Poeta y novelista, ganador del Premio Nacional Aquileo Echeverría 2021 por la novela “Los papeles de Chantal”, Benavides regresa a un tema que le apasiona: el ejercicio del poder y la corrupción que crece a su alrededor como hongos sobre composta. Solo que esta vez, la corrupción política y empresarial tiene como trasfondo la pandemia.
Las tragedias exponen las fracturas existentes en una sociedad. Puede ser una guerra, una catástrofe natural, una crisis económica complicada (como la de 2008) o una pandemia como en este caso. Lo que hizo la pandemia del covid-19 fue evidenciar las fracturas entre aquellos que tenían más ventajas para enfrentarla y los que no tenían ninguna. Dejó expuestas las asimetrías sociales, económicas, laborales, afirma el autor en entrevista con Lectomania.net.
La fiesta de los bólidos
La historia empieza con una estrafalaria fiesta en la casa de Guillermo Stephan, presidente de un banco estatal cuyo nombre no se revela (aunque tampoco hace falta).
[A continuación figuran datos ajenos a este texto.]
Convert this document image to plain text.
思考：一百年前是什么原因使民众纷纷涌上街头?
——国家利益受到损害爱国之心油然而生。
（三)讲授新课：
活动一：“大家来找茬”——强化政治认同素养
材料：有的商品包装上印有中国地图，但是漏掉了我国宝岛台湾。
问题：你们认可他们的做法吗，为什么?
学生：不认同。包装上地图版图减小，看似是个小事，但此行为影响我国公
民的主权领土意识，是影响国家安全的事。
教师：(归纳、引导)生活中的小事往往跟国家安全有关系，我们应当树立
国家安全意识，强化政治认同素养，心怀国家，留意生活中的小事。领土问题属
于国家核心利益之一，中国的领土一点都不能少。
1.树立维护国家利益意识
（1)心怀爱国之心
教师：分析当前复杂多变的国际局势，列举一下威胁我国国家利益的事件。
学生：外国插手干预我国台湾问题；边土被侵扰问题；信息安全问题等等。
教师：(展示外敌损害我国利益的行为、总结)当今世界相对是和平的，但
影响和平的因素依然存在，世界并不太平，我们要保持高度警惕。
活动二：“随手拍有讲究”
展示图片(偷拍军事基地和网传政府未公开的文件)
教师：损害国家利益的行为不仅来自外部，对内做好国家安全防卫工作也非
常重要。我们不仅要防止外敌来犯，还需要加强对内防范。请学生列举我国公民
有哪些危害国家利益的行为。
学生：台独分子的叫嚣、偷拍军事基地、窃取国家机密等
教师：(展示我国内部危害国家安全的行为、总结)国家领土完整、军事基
En esta reunión, que Stephan ha bautizado con el pomposo nombre de “fiesta de los bólidos”, se exhiben los nuevos autos de la familia: un Jaguar, un Bentley, un Ferrari, un Mercedes Benz…
El derroche de comidas y bebidas, la música en vivo con el rapero de moda, las modelos voluptuosas, los bufones e ilusionistas, recubren con lentejuelas y telas de fantasía una estafa que se urde ahí mismo y que permitirá extraerle 60 millones de dólares al banco en cuestión, mediante la adquisición de una cadena hotelera que, en medio de la crisis sanitaria que se avecina, no vale un centavo.
En esa trama, aparte de Stephan, están involucrados otros altos funcionarios y directivos del banco quienes, en conjunto, tienen el poder de decisión para aprobar la inversión.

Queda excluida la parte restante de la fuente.